Tanto che qualcuno si è chiesto se ancora servono, se hanno ancora un ruolo e un senso i quotidiani.  Arrivano sempre “dopo la notizia”, mettono tutti lo stesso titolo in prima pagina, seguono diligentemente il pensiero unico e il potente di turno, ricalcano in fotocopia le solite sezioni interne: politica interna, esteri, cronaca, economia, sport…. Anche le parole sembrano piene di polvere, perché il linguaggio giornalistico, invece di arricchirsi, si è impoverito.  Il vocabolario dei quotidiani registra e riproduce quello del sottobosco politico e della chiacchiera televisiva, oppure insegue inutilmente la grande nuvola confusa del web.

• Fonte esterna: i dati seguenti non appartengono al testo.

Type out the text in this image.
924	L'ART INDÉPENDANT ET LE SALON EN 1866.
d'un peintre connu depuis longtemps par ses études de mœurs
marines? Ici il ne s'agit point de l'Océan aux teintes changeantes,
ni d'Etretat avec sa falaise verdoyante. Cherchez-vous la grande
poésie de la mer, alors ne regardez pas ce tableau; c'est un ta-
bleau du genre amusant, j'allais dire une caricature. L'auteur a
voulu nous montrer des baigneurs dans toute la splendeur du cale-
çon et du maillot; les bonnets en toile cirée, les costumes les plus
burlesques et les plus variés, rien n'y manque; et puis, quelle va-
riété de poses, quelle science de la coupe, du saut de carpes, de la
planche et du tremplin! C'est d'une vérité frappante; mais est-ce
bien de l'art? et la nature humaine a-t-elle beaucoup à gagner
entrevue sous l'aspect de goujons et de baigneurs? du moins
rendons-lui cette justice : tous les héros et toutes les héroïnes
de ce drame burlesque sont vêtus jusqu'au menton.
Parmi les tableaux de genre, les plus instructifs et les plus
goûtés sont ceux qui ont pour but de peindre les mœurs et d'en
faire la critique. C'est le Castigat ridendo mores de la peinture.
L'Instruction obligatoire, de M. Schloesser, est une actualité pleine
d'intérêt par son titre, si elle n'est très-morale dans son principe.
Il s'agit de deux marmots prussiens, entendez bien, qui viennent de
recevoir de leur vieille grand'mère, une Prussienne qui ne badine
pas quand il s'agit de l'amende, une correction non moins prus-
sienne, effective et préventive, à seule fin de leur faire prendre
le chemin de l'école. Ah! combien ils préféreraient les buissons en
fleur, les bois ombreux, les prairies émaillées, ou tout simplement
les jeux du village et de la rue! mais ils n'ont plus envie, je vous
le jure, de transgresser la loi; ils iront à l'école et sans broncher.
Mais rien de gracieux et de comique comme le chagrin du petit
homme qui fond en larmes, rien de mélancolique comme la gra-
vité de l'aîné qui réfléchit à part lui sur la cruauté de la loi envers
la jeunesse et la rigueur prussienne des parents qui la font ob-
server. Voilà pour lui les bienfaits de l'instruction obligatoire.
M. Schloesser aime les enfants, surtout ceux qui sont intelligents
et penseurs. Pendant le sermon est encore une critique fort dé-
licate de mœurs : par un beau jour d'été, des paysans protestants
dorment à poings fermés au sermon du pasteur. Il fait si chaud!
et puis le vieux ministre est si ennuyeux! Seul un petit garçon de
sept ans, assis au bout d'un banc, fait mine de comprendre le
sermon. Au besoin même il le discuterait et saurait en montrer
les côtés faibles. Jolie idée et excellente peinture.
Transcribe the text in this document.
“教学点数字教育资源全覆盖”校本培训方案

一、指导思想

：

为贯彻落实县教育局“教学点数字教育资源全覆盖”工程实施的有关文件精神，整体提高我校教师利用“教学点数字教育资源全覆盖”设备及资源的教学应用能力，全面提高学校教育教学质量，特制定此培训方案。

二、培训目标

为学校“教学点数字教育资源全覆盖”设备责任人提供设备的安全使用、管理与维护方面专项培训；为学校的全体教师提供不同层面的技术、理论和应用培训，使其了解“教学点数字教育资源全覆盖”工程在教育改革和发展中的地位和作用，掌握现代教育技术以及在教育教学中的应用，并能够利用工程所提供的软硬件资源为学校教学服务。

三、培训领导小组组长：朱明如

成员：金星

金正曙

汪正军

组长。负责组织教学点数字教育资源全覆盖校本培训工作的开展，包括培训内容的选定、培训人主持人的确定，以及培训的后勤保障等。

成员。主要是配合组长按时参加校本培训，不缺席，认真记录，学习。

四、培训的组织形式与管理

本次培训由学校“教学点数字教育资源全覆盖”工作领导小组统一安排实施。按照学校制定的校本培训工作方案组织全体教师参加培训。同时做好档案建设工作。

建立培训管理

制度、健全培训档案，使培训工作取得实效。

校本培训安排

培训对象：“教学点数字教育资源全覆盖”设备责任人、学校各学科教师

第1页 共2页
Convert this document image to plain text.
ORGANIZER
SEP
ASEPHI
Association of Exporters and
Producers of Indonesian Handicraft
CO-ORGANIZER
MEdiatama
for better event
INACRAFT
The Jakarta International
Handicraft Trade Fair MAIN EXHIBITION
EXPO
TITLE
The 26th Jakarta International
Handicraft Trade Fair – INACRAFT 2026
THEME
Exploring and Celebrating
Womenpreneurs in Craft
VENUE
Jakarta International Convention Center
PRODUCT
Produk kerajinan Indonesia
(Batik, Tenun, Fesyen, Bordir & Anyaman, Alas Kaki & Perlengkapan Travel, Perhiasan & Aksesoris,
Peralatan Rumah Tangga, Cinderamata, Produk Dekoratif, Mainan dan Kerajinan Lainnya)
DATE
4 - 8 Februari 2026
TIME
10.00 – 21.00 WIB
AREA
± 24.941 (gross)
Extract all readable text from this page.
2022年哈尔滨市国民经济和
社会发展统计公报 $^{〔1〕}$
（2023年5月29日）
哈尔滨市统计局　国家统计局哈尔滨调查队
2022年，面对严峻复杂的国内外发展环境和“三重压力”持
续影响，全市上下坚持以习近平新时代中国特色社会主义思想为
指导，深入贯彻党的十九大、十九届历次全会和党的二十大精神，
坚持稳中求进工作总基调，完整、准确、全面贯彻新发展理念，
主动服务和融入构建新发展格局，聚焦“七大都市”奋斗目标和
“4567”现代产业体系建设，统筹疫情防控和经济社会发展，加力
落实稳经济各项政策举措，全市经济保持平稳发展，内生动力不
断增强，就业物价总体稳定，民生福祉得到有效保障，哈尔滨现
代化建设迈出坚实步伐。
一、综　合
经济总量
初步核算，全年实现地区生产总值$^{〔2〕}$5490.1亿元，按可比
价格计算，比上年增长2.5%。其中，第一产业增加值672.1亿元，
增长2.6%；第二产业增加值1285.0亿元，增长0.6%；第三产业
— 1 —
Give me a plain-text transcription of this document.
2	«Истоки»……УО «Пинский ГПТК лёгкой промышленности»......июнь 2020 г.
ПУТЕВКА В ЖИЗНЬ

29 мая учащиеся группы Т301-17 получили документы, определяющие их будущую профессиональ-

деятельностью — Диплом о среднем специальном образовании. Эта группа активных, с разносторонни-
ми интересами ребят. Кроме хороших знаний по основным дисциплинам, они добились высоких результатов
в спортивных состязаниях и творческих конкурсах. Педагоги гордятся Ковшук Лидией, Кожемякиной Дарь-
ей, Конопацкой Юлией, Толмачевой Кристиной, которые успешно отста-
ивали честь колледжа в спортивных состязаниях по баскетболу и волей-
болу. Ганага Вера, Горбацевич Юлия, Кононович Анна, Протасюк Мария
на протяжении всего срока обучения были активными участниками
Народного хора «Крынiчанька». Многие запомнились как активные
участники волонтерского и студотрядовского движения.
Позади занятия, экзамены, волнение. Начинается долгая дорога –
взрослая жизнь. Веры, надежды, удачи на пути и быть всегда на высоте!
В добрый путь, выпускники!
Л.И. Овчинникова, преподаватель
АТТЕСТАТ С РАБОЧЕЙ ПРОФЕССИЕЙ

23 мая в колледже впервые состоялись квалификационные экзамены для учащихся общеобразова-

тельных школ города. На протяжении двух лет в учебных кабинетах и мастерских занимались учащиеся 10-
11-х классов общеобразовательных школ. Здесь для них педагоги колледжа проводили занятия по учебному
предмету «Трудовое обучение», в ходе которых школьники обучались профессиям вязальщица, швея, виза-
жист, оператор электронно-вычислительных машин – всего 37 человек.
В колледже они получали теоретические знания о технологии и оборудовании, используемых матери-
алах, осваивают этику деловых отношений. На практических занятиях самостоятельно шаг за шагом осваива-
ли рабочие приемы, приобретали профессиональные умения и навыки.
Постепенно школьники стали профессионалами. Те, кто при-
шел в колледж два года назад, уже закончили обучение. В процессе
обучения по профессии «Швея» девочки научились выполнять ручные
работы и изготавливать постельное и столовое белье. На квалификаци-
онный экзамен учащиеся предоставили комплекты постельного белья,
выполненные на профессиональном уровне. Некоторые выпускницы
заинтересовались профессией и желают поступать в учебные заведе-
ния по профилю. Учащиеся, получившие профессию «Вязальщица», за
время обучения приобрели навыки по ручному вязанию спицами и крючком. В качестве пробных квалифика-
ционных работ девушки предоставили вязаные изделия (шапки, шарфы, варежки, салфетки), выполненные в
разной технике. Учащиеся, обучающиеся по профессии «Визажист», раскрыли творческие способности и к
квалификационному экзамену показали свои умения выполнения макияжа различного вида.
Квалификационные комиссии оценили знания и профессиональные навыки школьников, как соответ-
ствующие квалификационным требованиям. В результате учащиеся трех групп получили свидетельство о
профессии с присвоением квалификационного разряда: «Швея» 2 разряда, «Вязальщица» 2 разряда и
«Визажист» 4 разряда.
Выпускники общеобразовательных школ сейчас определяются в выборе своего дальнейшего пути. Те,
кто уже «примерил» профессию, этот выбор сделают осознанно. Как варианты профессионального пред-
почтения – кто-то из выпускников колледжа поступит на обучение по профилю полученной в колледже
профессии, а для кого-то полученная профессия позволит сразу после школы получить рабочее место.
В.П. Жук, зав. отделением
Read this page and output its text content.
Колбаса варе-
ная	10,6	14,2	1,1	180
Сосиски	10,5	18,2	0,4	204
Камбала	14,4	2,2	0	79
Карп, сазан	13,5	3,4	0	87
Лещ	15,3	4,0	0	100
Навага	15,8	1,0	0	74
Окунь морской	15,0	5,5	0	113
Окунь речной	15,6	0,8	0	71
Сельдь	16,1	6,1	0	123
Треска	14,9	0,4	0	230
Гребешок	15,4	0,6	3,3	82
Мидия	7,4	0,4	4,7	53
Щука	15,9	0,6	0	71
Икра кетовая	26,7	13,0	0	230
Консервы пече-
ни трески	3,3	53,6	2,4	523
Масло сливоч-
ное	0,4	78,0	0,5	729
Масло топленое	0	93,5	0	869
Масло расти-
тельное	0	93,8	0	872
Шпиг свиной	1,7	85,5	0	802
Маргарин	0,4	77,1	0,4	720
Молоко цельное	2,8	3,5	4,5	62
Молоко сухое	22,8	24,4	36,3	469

Periscopio propone un nuovo modo di essere giornale, di fare informazione. di accostare Alto e Basso, di rapportarsi al proprio pubblico. Rompe compartimenti stagni delle sezioni tradizionali di quotidiani. Accoglie e dà riconosce uguale dignità a tutti i generi e tutti linguaggi: così in primo piano ci può essere una notizia, un commento, ma anche una poesia o una vignetta.  Abbandona la rincorsa allo scoop, all’intervista esclusiva, alla firma illustre, proponendo quella che abbiamo chiamato “informazione verticale”: entrare cioè nelle  “cose che accadono fuori e dentro di noi”, denunciare Il Vecchio che resiste e raccontare Il Nuovo che germoglia, stare dalla parte dei diritti e denunciare la diseguaglianza che cresce in Italia e nel mondo. .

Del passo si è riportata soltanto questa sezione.